あらかじめ調べていた自分の戸籍から空港近くの用安集落がご先祖さまの暮らした土地であることを知った。その場所を訪れた日はあいにくの雨。緊張した心を振り払うように、車のワイパーが一定のリズムで雨を拭っていた。浜昼顔のピンクの花が白砂のあたりに蔓延(はびこ)っていた。海のない奈良に生まれ育った私にとって、寄せては返す波の音は遠い記憶の断片と出逢うような時間だった。
その後、3年ほどの歳月を経て、「2つ目の窓」という作品を完成させた。

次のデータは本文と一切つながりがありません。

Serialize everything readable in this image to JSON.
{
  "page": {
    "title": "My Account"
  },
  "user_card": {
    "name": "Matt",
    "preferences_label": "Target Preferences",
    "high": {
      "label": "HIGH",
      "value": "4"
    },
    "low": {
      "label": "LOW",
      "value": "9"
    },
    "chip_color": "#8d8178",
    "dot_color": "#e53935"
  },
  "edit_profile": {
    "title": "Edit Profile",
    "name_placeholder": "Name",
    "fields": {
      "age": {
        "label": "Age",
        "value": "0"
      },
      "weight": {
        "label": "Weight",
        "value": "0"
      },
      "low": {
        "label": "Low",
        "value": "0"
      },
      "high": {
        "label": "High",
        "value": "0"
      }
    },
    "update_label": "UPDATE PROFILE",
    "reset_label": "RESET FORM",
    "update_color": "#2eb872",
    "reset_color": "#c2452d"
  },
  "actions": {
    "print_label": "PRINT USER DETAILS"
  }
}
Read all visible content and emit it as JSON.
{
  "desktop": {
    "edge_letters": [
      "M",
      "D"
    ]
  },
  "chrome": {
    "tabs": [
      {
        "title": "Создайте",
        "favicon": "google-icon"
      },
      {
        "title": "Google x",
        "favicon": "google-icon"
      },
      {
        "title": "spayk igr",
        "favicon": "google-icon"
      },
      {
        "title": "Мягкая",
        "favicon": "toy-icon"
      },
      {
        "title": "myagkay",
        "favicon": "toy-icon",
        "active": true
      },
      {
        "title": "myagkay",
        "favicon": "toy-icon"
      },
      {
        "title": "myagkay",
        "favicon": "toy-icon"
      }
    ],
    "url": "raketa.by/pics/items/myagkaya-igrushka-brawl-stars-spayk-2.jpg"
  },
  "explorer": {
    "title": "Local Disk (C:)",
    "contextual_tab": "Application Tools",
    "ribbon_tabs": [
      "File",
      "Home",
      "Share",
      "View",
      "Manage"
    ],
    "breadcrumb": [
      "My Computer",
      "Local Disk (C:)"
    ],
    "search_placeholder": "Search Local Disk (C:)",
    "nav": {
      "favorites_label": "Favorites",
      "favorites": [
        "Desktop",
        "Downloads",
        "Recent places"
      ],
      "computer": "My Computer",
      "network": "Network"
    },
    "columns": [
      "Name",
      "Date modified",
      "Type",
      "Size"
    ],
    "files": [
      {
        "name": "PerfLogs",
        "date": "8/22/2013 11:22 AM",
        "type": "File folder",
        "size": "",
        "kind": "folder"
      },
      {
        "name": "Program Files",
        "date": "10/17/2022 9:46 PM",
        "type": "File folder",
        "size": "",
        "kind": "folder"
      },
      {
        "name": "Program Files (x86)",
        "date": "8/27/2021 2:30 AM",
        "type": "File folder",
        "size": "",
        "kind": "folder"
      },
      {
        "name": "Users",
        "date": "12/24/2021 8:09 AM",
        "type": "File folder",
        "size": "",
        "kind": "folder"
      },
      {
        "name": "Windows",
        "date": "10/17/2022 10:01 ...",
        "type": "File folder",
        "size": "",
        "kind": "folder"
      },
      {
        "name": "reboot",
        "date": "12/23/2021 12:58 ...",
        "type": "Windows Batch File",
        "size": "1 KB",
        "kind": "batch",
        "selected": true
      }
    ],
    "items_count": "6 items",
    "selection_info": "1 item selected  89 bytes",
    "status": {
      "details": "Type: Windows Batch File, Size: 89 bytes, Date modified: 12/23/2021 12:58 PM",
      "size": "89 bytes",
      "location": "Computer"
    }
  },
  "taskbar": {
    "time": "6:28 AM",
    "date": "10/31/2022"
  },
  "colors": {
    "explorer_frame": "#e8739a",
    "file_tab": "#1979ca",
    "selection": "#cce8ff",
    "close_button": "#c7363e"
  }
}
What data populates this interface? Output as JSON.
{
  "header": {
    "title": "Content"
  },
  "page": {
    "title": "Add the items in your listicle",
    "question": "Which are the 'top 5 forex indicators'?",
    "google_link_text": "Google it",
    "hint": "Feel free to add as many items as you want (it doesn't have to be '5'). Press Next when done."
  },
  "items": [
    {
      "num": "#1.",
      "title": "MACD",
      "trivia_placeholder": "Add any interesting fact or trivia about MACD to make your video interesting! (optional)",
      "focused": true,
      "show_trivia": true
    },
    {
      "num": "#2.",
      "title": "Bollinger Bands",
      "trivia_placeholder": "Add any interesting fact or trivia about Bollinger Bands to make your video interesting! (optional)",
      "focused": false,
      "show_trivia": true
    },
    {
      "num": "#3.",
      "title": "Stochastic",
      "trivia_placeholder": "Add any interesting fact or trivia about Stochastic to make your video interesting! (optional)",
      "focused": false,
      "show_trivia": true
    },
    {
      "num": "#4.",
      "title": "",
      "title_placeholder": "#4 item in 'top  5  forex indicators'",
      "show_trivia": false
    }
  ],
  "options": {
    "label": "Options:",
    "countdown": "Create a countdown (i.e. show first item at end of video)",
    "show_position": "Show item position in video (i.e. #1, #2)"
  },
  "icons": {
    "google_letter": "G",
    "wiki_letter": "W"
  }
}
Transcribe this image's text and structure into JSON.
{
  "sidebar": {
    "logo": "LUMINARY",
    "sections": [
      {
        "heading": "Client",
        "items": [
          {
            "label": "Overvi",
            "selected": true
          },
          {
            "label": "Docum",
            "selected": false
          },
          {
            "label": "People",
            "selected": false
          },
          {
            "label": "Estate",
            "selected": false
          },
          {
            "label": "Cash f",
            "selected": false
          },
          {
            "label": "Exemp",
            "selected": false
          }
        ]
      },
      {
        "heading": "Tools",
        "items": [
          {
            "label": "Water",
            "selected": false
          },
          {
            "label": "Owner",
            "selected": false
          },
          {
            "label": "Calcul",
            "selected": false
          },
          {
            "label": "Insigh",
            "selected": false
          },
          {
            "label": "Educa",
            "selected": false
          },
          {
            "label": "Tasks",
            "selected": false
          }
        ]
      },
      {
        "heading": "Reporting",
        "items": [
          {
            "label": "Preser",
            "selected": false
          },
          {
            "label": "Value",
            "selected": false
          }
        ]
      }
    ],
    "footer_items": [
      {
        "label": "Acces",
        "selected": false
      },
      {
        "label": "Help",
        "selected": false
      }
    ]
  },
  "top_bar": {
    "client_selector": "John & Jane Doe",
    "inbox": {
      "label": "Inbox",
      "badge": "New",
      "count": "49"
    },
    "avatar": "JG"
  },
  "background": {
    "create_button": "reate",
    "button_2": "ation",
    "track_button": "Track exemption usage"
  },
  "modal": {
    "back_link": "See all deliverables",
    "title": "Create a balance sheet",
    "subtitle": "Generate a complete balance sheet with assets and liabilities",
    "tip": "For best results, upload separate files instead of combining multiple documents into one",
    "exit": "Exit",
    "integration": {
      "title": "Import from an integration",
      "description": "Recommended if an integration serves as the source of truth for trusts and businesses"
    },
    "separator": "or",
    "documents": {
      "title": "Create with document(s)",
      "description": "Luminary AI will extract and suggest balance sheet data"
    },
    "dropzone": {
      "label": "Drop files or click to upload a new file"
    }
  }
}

養母である河瀬宇乃が他界したことをきっかけに創りあげたこの作品は世界最高峰のカンヌ映画祭にも出品されるものとなった。
奄美大島にはユタ神様という神事を司る人が居て、神様の言葉を人々に伝えるという風習がある。私の高祖母がユタであったと教えてもらった。会ったことのない高祖母が私に大切なことを教えてくれているのかもしれない。
自然界の様々なものは常に何かのメッセージを人間に伝えている。その感覚を映画に変えて世界の人々に伝えてゆくことが私の役割だと今、感じている。